Claro está que esta suposta solução peca por ser extremamente efémera e, por isso, pouco eficaz. Basta que novos contendores se apresentem para a luta. O que, mais cedo ou mais tarde, inevitavelmente acabará por acontecer. Mas o que é facto é que esta teoria fez o seu caminho e apresenta-se hoje com uma legitimidade renovada. Lembremo-nos da actualização deste maniqueísmo através da caricatura política dos neoconservadores americanos entre as forças do Bem e o Eixo do Mal, com as consequências belicistas que conhecemos. Ou a visão das coisas que é propagandeada por todos os fundamentalismos deste mundo.

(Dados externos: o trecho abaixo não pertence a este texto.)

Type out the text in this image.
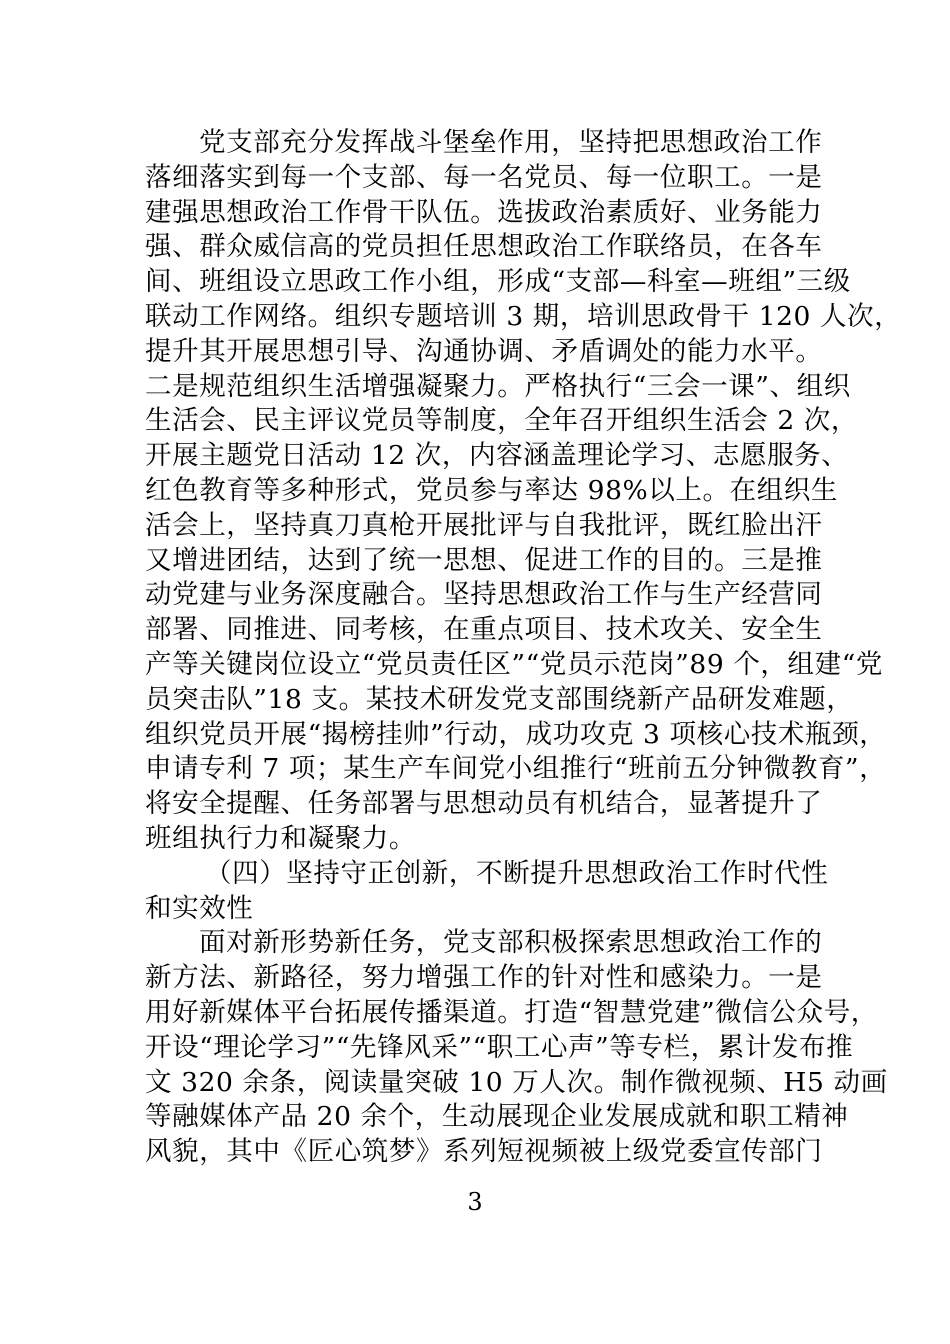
党支部充分发挥战斗堡垒作用，坚持把思想政治工作
落细落实到每一个支部、每一名党员、每一位职工。一是
建强思想政治工作骨干队伍。选拔政治素质好、业务能力
强、群众威信高的党员担任思想政治工作联络员，在各车
间、班组设立思政工作小组，形成“支部—科室—班组”三级
联动工作网络。组织专题培训 3 期，培训思政骨干 120 人次，
提升其开展思想引导、沟通协调、矛盾调处的能力水平。
二是规范组织生活增强凝聚力。严格执行“三会一课”、组织
生活会、民主评议党员等制度，全年召开组织生活会 2 次，
开展主题党日活动 12 次，内容涵盖理论学习、志愿服务、
红色教育等多种形式，党员参与率达 98%以上。在组织生
活会上，坚持真刀真枪开展批评与自我批评，既红脸出汗
又增进团结，达到了统一思想、促进工作的目的。三是推
动党建与业务深度融合。坚持思想政治工作与生产经营同
部署、同推进、同考核，在重点项目、技术攻关、安全生
产等关键岗位设立“党员责任区”“党员示范岗”89 个，组建“党
员突击队”18 支。某技术研发党支部围绕新产品研发难题，
组织党员开展“揭榜挂帅”行动，成功攻克 3 项核心技术瓶颈，
申请专利 7 项；某生产车间党小组推行“班前五分钟微教育”，
将安全提醒、任务部署与思想动员有机结合，显著提升了
班组执行力和凝聚力。
（四）坚持守正创新，不断提升思想政治工作时代性
和实效性
面对新形势新任务，党支部积极探索思想政治工作的
新方法、新路径，努力增强工作的针对性和感染力。一是
用好新媒体平台拓展传播渠道。打造“智慧党建”微信公众号，
开设“理论学习”“先锋风采”“职工心声”等专栏，累计发布推
文 320 余条，阅读量突破 10 万人次。制作微视频、H5 动画
等融媒体产品 20 余个，生动展现企业发展成就和职工精神
风貌，其中《匠心筑梦》系列短视频被上级党委宣传部门
3
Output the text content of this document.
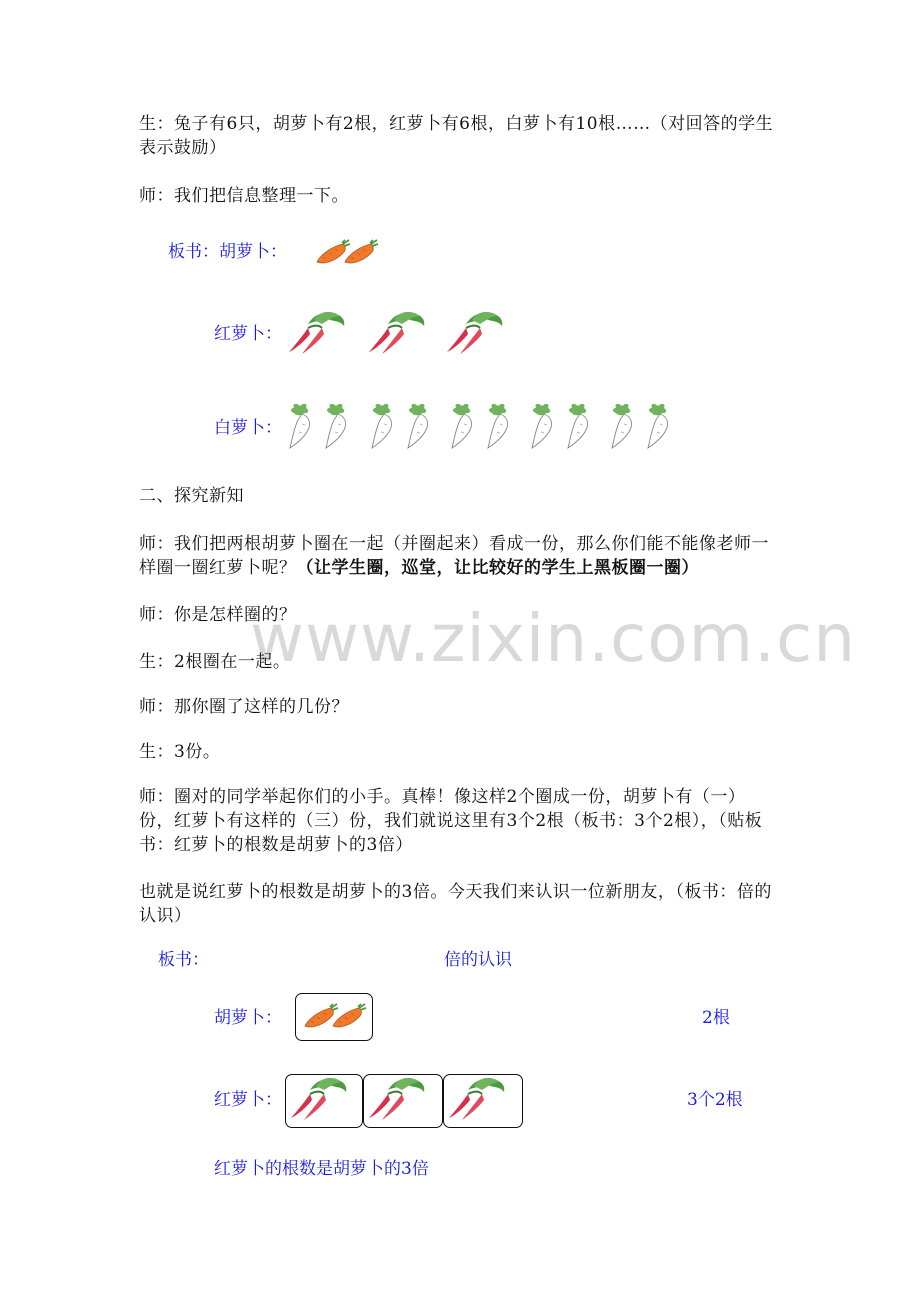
www.zixin.com.cn
生：兔子有6只，胡萝卜有2根，红萝卜有6根，白萝卜有10根……（对回答的学生表示鼓励）
师：我们把信息整理一下。
板书：胡萝卜：
红萝卜：
白萝卜：
二、探究新知
师：我们把两根胡萝卜圈在一起（并圈起来）看成一份，那么你们能不能像老师一样圈一圈红萝卜呢？（让学生圈，巡堂，让比较好的学生上黑板圈一圈）
师：你是怎样圈的？
生：2根圈在一起。
师：那你圈了这样的几份？
生：3份。
师：圈对的同学举起你们的小手。真棒！像这样2个圈成一份，胡萝卜有（一）份，红萝卜有这样的（三）份，我们就说这里有3个2根（板书：3个2根），（贴板书：红萝卜的根数是胡萝卜的3倍）
也就是说红萝卜的根数是胡萝卜的3倍。今天我们来认识一位新朋友，（板书：倍的认识）
板书：	倍的认识
胡萝卜：	2根
红萝卜：	3个2根
红萝卜的根数是胡萝卜的3倍
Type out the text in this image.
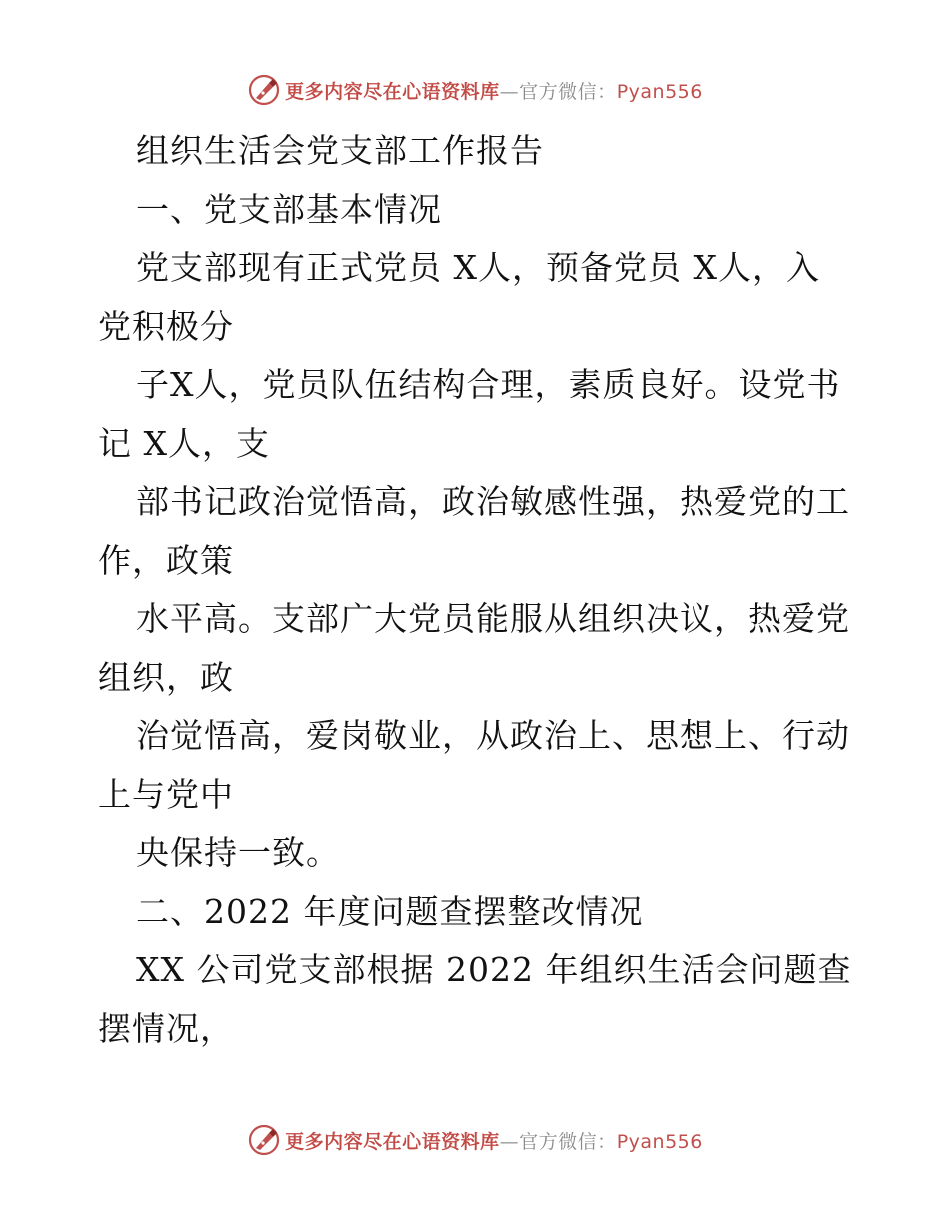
更多内容尽在心语资料库—官方微信：Pyan556
组织生活会党支部工作报告
一、党支部基本情况
党支部现有正式党员 X人，预备党员 X人，入
党积极分
子X人，党员队伍结构合理，素质良好。设党书
记 X人，支
部书记政治觉悟高，政治敏感性强，热爱党的工
作，政策
水平高。支部广大党员能服从组织决议，热爱党
组织，政
治觉悟高，爱岗敬业，从政治上、思想上、行动
上与党中
央保持一致。
二、2022 年度问题查摆整改情况
XX 公司党支部根据 2022 年组织生活会问题查
摆情况，
更多内容尽在心语资料库—官方微信：Pyan556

Em Portugal também tivemos um longo período de salazarento quem não está connosco, está contra nós. Pensaríamos que essa época de silenciamento quando não de eliminação dos adversários políticos já tinha acabado. Ultimamente temos, porém, assistido a coisas verdadeiramente extraordinárias. Há pouco tempo, tentou-se silenciar os defensores da interrupção voluntária da gravidez com vasos de guerra. Depois, afastam-se da opinião pública vozes incómodas para o poder, com a cumplicidade servilista dos tiranetes responsáveis por alguns orgãos de comunicação social. Ultimamente falou-se até da crise do marcelismo (triste exemplo!) a propósito da actual situação da governação do país. Resta saber quem, nos dias que correm, representará o papel de Marcelo Caetano.
O sinistro preceito jurídico-político do delito de opinião parece ter voltado. A continuarmos assim, podemos estar certos de uma coisa: a decência e a dignidade serão sempre espezinhadas pela ganância e pela prepotência. Até ver!